Gêmeas morrem ao bater contra bobinas na BR-280, no Norte de SC

13/03/2012

Há 20 anos, a notícia que Astrid e Oswaldo Melchert teriam as filhas gêmeas Raelli e Raquelli surpreendeu o casal, que já tinham criado os dois primeiros filhos Gerson e Odelmir, com 13 e 16 anos quando as duas nasceram. Na noite de segunda-feira, a família teve outra notícia: as irmãs gêmeas partiram juntas, vítimas de um trágico acidente de carro.

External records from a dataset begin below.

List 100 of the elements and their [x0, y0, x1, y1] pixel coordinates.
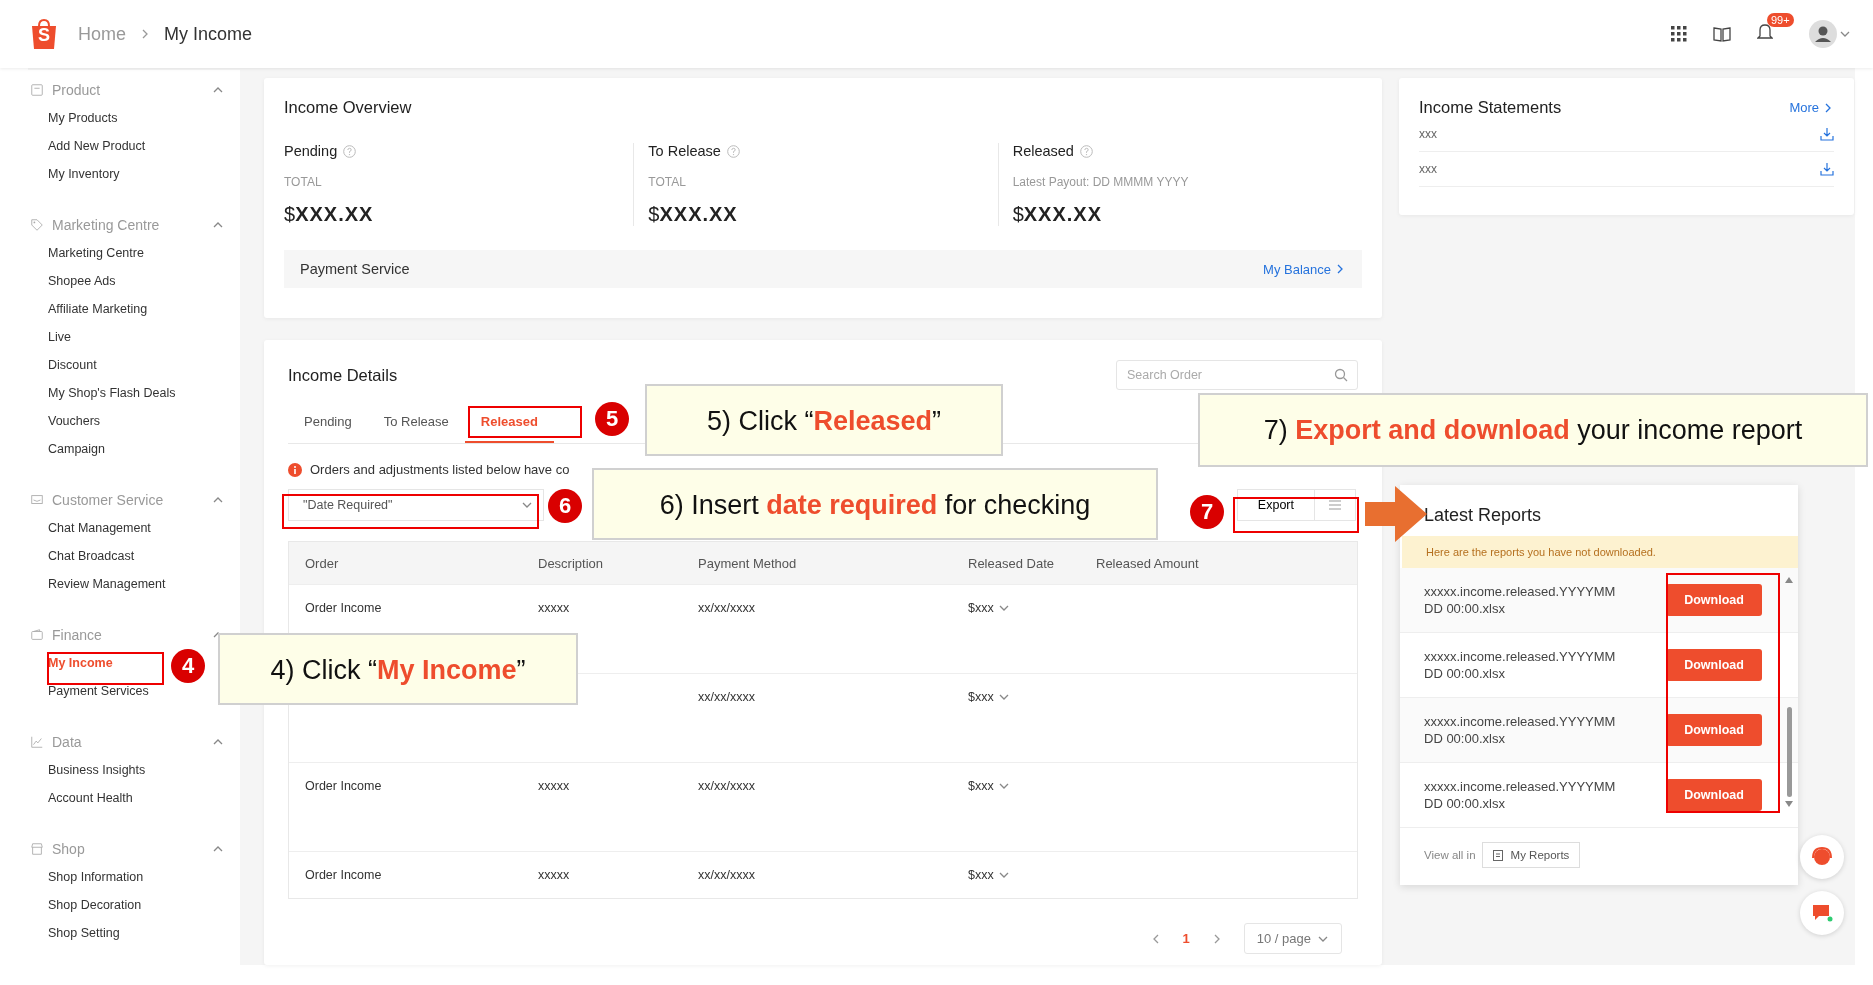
reports-notice: Here are the reports you have not downloaded.: [1402, 536, 1798, 568]
menu-icon: [1328, 499, 1342, 511]
table-cell: xx/xx/xxxx: [698, 868, 755, 882]
download-icon[interactable]: [1820, 162, 1834, 176]
bell-icon[interactable]: [1757, 23, 1773, 41]
notice-text: Orders and adjustments listed below have co: [310, 462, 570, 477]
scrollbar-thumb[interactable]: [1786, 707, 1792, 797]
report-file-name: xxxxx.income.released.YYYYMM DD 00:00.xlsx: [1424, 583, 1617, 617]
scroll-up-icon[interactable]: [1785, 577, 1793, 583]
view-all-label: View all in: [1424, 849, 1476, 861]
sidebar-item[interactable]: Shop Decoration: [48, 891, 142, 919]
book-icon[interactable]: [1713, 26, 1731, 42]
info-icon: [288, 462, 302, 477]
sidebar-item[interactable]: Vouchers: [48, 407, 101, 435]
tab[interactable]: Released: [464, 402, 554, 443]
sidebar-item[interactable]: Live: [48, 323, 71, 351]
metric-sublabel: TOTAL: [284, 175, 323, 189]
card-title: Income Statements: [1419, 98, 1562, 117]
sidebar-item[interactable]: My Products: [48, 104, 118, 132]
metric-amount: $XXX.XX: [1012, 203, 1104, 226]
card-title: Income Details: [288, 365, 398, 385]
sidebar-item[interactable]: My Inventory: [48, 160, 120, 188]
logo-letter: S: [38, 25, 50, 47]
more-link[interactable]: More: [1789, 100, 1834, 115]
statement-name: xxx: [1419, 162, 1437, 176]
box-icon: [30, 83, 44, 97]
payment-service-label: Payment Service: [300, 261, 410, 277]
report-file-name: xxxxx.income.released.YYYYMM DD 00:00.xlsx: [1424, 713, 1617, 747]
chat-icon: [30, 493, 44, 507]
callout-text: 6) Insert date required for checking: [659, 490, 1091, 521]
metric-label: To Release: [648, 143, 721, 159]
sidebar-item[interactable]: Shop Information: [48, 863, 144, 891]
table-cell: xx/xx/xxxx: [698, 690, 755, 704]
sidebar-item[interactable]: Chat Broadcast: [48, 542, 135, 570]
notification-badge: 99+: [1767, 13, 1794, 27]
sidebar-item[interactable]: Review Management: [48, 570, 166, 598]
sidebar-item[interactable]: Marketing Centre: [48, 239, 144, 267]
column-header: Released Amount: [1095, 555, 1200, 571]
page-number[interactable]: 1: [1182, 931, 1190, 946]
sidebar-item[interactable]: My Shop's Flash Deals: [48, 379, 176, 407]
metric-sublabel: TOTAL: [648, 175, 687, 189]
table-cell: xx/xx/xxxx: [698, 779, 755, 793]
sidebar-item[interactable]: Affiliate Marketing: [48, 295, 148, 323]
sidebar-item[interactable]: Chat Management: [48, 514, 151, 542]
table-cell: xxxxx: [538, 601, 570, 615]
chart-icon: [30, 735, 44, 749]
report-file-name: xxxxx.income.released.YYYYMM DD 00:00.xlsx: [1424, 648, 1617, 682]
table-cell: xx/xx/xxxx: [698, 601, 755, 615]
download-button[interactable]: Download: [1666, 714, 1762, 746]
table-cell: Order Income: [305, 601, 382, 615]
shop-icon: [30, 842, 44, 856]
sidebar-item[interactable]: Payment Services: [48, 677, 149, 705]
callout-text: 4) Click “My Income”: [270, 655, 526, 686]
apps-grid-icon[interactable]: [1671, 26, 1687, 42]
date-select[interactable]: "Date Required": [288, 489, 544, 521]
table-cell: Order Income: [305, 868, 382, 882]
my-reports-button[interactable]: My Reports: [1481, 842, 1581, 868]
avatar-icon[interactable]: [1809, 20, 1837, 48]
sidebar-item[interactable]: Shop Setting: [48, 919, 120, 947]
table-cell: $xxx: [968, 779, 994, 793]
clipboard-icon: [1492, 849, 1503, 861]
scroll-down-icon[interactable]: [1785, 801, 1793, 807]
search-field[interactable]: Search Order: [1116, 360, 1358, 390]
download-button[interactable]: Download: [1666, 779, 1762, 811]
table-cell: $xxx: [968, 690, 994, 704]
metric-amount: $XXX.XX: [648, 203, 739, 226]
table-cell: xxxxx: [538, 779, 570, 793]
arrow-shape: [1365, 486, 1427, 542]
tab[interactable]: To Release: [367, 402, 465, 443]
headset-icon: [1811, 846, 1833, 868]
table-cell: $xxx: [968, 601, 994, 615]
popover-title: Latest Reports: [1423, 504, 1543, 527]
table-cell: xxxxx: [538, 868, 570, 882]
wallet-icon: [30, 628, 44, 642]
sidebar-item[interactable]: Add New Product: [48, 132, 146, 160]
sidebar-item[interactable]: Account Health: [48, 784, 133, 812]
column-header: Released Date: [967, 555, 1055, 571]
sidebar-item[interactable]: Discount: [48, 351, 97, 379]
sidebar-item[interactable]: Business Insights: [48, 756, 146, 784]
my-balance-link[interactable]: My Balance: [1263, 261, 1346, 277]
shopping-bag-icon[interactable]: [30, 18, 58, 50]
sidebar-item[interactable]: Shopee Ads: [48, 267, 116, 295]
report-file-name: xxxxx.income.released.YYYYMM DD 00:00.xlsx: [1424, 778, 1617, 812]
download-button[interactable]: Download: [1666, 649, 1762, 681]
page-size-select[interactable]: 10 / page: [1243, 923, 1342, 954]
metric-sublabel: Latest Payout: DD MMMM YYYY: [1012, 175, 1190, 189]
metric-amount: $XXX.XX: [284, 203, 375, 226]
download-icon[interactable]: [1820, 127, 1834, 141]
breadcrumb-current: My Income: [164, 23, 253, 45]
sidebar-item[interactable]: My Income: [48, 649, 113, 677]
column-header: Payment Method: [697, 555, 798, 571]
metric-label: Pending: [284, 143, 338, 159]
column-header: Order: [304, 555, 340, 571]
sidebar-item[interactable]: Campaign: [48, 435, 105, 463]
chevron-right-icon: [140, 28, 150, 40]
download-button[interactable]: Download: [1666, 584, 1762, 616]
column-header: Description: [537, 555, 605, 571]
table-cell: $xxx: [968, 868, 994, 882]
statement-name: xxx: [1419, 127, 1437, 141]
tab[interactable]: Pending: [288, 402, 368, 443]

GALERIA: confira mais imagens do acidente

Elas voltavam da faculdade, em Jaraguá do Sul, onde Raelli cursava o segundo ano de engenharia de produção e Raquelli o primeiro ano do mesmo curso. As duas bateram de frente com uma carga de bobinas de papel, em uma curva próxima da Igreja Santo Antônio, na BR-280, em Corupá. As irmãs estavam voltando para casa em Corupá e o caminhão trafegava sentido Jaraguá do Sul.

No total, o caminhão tinha dez bobinas, que pesam 3,8 toneladas. Seis delas caíram sobre o carro e amassaram o veículo que Raelli dirigia e Raquelli estava na carona. As irmãs ficaram presas nas ferragens, sofreram poli fraturas, traumatismo craniano e morreram na hora. O carro, comprado pelo pai para as duas poderem estudar, ficou irreconhecível.

O motorista do caminhão Scania, que vinha da cidade de Três Barras, parou para prestar socorro. Segundo ele, outro veículo cortou sua frente e, por isso, descontrolou-se e a carga se desprendeu.

O irmão Gerson não conseguia acreditar no que tinha acontecido.

— Ele (motorista) entrou quente na curva. Foi imprudência —, desabafa.

Gerson conta que as duas eram solteiras, moravam com os pais e trabalhavam fora. Raquelli era funcionária de uma loja de roupas e Raelli de uma fábrica de bolachas. No velório das duas, os amigos também estavam comovidos com o acidente. O enterro acontece na tarde desta terça, às 17 horas.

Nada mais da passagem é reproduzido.